60 years ago, China was a country devastated that had just recovered its national sove- reignty after a century of foreign invasions and internal conflicts, and extricated itself from the chapters of a tragic history: the Opium Wars and the unequal treaties, the Taiping Uprising, the Republican Revolution, the “warlords”, the Japanese occupation and the civil war.
But the new People’s Republic of China from the early fifties was not recognized by the UN and became the main target of the U.S. policy of “containment”.
In 2009 China has, according to the IMF, exceeded Japan and ranked as the second largest world economy. In half a century it has become again a political, economic, financial, scientific and sports power. This summer, it began a “strategic and economic dialogue” with the United States, at which the new president Barack Obama said that the relations between the two countries would “shape the 21st century”.
What a road has been traversed! Last year, China celebrated its thirty years of opening and modernization: never had the history of world economy seen a country with such a population achieve such a vigorous growth in such a short period of time. It has gone through deep social transformations and new challenges, and among others, enabled 400 million Chinese out of misery. These sixty years bear the deep imprint of two outstanding leaders: Mao Zedong and Deng Xiaoping who, through many trials have led their country to what it is today—a nation on the road of wealth and power, realizing the dream of the reformers and revolutionaries of the late 19th and early 20th centuries.
Their successors have to manage a new China and its strength and address its specific problems as well as the formidable common challenges of our globalizing world. During these sixty years, the new China has, as any large nation, allies and enemies, supporters and opponents, partners and competitors. But it can always find everywhere in the world friends who might be otherwise reduced to some of the previous categories.
Wherever they are, all share a common conviction.
The friendship among peoples which is much praised in speeches but fragile in fact, requires two conditions. The first is the acceptance of differences, even if they touch on crucial issues such as philosophical and political values or culture. The second is ceaseless efforts to deepen mutual understanding, so that dialogue always prevails, whatever the situation, even when it concerns State relations.

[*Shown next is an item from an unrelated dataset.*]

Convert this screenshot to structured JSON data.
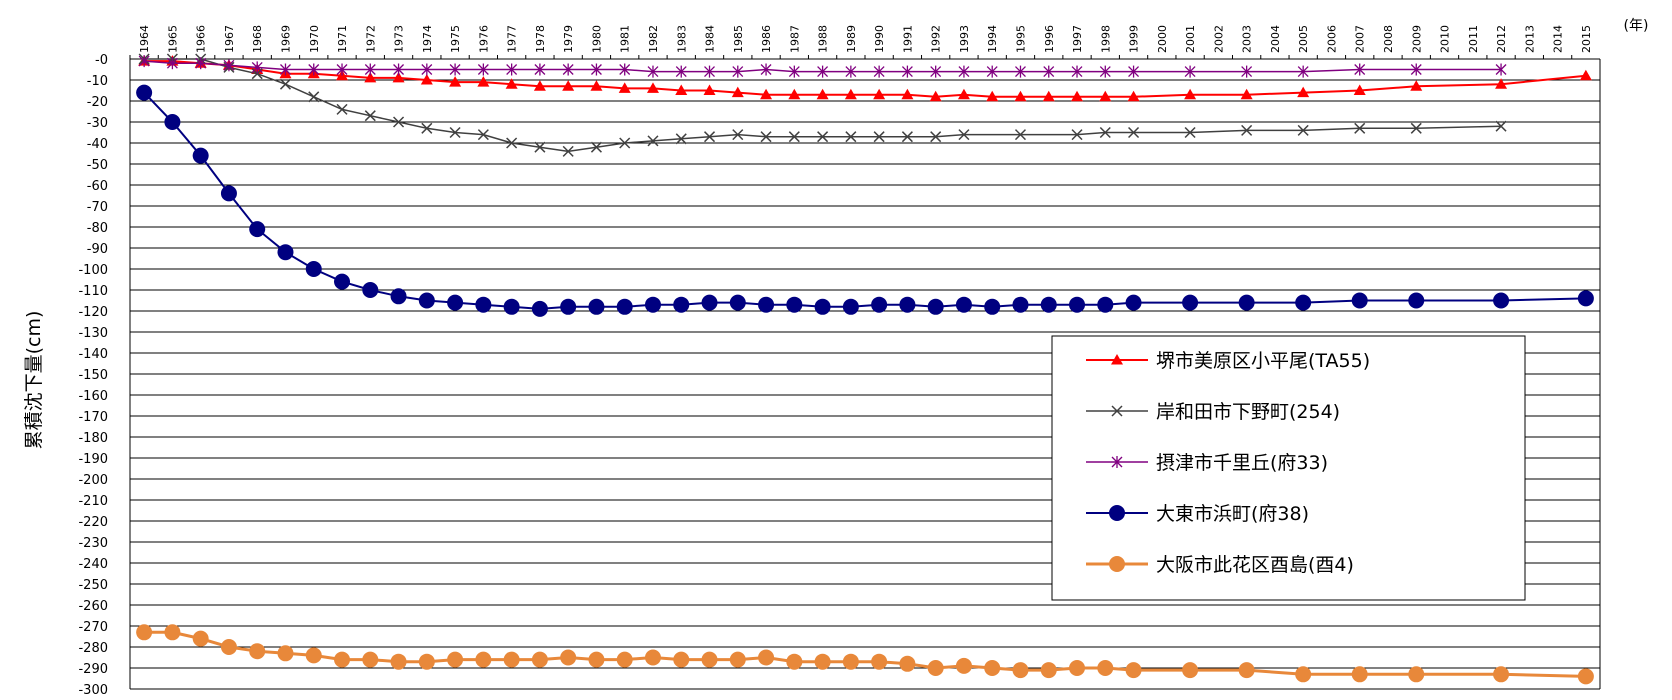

To look back, forty five years ago when France and China just established relations, General de Gaulle wrote: “Who knows if the affinities that obviously exist between the two nations in all that relates to spiritual matters, as shown in the fact that in their depth, they share sympathy and mutual respect, will not lead them to an increasing cooperation?” France and China are now engaged in a genuine “global partnership”: it is also the aim of our national federation to contribute to further opening our country to China, this rapidly changing country, to its great people and great culture, by constantly deepening and consolidating our bonds of friendship, and thus prove what Wang Bo, the poet of the Tang dynasty, wrote: “A bosom friend afar brings a distant land near”.
The author is president of the Federation of the French-Chinese Associations.